C’est tellement mystérieux l’Amour. Tu évites mon regard, bouillonnes d’un sentiment nouveau, que tu n’arrives cependant pas à identifier. Je la regarde minutieusement, sauvagement, puis reprends :

— Réponds-moi ou je te torturerai au point de te rendre méconnaissable.

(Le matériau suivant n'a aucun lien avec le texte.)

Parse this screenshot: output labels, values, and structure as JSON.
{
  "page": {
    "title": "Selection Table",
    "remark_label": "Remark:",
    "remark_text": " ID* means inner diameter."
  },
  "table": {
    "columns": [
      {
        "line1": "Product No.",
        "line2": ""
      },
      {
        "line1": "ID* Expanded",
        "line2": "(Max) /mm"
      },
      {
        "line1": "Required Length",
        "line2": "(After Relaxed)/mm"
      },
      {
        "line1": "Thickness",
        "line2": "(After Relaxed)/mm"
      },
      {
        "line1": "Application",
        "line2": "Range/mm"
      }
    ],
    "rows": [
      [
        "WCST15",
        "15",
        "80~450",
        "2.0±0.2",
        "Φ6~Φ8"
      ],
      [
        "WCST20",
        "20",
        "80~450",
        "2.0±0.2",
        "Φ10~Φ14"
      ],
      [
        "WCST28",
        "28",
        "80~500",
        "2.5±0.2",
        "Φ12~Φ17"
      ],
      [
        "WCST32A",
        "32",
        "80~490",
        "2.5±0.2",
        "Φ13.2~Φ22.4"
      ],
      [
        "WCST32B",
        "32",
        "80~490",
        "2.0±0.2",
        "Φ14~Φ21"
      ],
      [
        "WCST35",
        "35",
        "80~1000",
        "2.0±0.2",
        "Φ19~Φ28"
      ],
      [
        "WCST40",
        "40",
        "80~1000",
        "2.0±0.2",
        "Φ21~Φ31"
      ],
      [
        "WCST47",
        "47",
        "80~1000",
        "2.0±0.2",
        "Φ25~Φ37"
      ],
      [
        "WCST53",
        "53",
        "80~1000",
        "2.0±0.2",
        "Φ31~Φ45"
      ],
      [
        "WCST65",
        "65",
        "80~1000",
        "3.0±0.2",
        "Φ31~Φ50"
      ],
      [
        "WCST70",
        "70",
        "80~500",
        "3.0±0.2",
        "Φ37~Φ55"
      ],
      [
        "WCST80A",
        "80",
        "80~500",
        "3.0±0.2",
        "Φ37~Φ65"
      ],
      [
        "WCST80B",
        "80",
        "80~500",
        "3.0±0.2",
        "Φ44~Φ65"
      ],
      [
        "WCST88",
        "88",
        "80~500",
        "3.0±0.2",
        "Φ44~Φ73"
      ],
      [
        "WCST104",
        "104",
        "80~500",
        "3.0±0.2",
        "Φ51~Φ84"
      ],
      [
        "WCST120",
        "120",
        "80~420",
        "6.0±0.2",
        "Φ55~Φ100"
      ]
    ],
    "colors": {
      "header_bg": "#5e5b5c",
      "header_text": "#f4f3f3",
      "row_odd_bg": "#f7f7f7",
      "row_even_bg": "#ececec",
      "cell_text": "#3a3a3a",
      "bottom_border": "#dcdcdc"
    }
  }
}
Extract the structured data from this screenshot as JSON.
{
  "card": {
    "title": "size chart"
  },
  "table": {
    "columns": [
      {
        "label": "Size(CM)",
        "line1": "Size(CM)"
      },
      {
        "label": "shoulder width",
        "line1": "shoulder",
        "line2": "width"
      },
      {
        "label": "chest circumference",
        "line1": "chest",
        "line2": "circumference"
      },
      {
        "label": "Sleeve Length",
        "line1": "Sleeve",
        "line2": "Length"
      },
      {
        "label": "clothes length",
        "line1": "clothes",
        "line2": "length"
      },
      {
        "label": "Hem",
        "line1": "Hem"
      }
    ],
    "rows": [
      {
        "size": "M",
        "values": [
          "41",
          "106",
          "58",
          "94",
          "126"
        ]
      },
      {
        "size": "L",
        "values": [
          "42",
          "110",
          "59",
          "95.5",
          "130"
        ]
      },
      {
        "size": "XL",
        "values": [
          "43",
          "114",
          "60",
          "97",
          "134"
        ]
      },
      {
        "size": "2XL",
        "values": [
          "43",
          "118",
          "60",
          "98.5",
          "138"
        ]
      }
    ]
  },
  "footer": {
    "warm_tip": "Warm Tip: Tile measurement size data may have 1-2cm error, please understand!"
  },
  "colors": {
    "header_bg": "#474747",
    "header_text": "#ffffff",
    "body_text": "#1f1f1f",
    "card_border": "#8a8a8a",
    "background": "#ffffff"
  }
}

De nouveau, le silence. Je guette la moindre de tes réactions, mais tu ne laisses rien transparaître. Nous savons tous les deux que je ne te ferais jamais de mal, physiquement parlant. Entre nous, un parcours semé de coups bas psychologiques se profile lentement, combat dont nul ne sortira gagnant. Du moins, pas vraiment. « Ils m’ont tous oubliée. Je n’existe plus, plus vraiment. Rien ne prouve que tu dises vrai. Je te faisais confiance. Tu ne peux pas me faire plus de mal qu’actuellement. Essaie toujours, pour voir. » La jeune fille, qui préfère garder ses pensées pour elle, le dédaigne. Tous deux savent ce qui se trame dans sa jolie tête. Les fameuses lettres dont tu n’as pas souvenir. Celle que tu avais voulu écrire avant de te rétracter. L’amas de mots pourrissant dans la poubelle de ton salon. La fameuse lettre. Puis celle que tu as fait tomber dans la neige, par mégarde. Je continue :

— Tu m’apprécieras à nouveau, tu sais.

Ces mots sont dits presque tendrement, ajoutant un poids en plus sur ton palpitant. Puis, sans un regard, tu te lèves et entres dans ce lieu imposé, cet endroit maudit te servant de nouvelle pièce à vivre. La jeune fille que tu es se refuse à tout rappel d’avant. Tu ne veux en aucun cas t’en souvenir, cela fait trop mal. Mais malgré toi, un à un, les souvenirs resurgissent. Contre toute attente, tu te vois faire un retour en arrière. Ces quelques mois te paraissent une vie entière.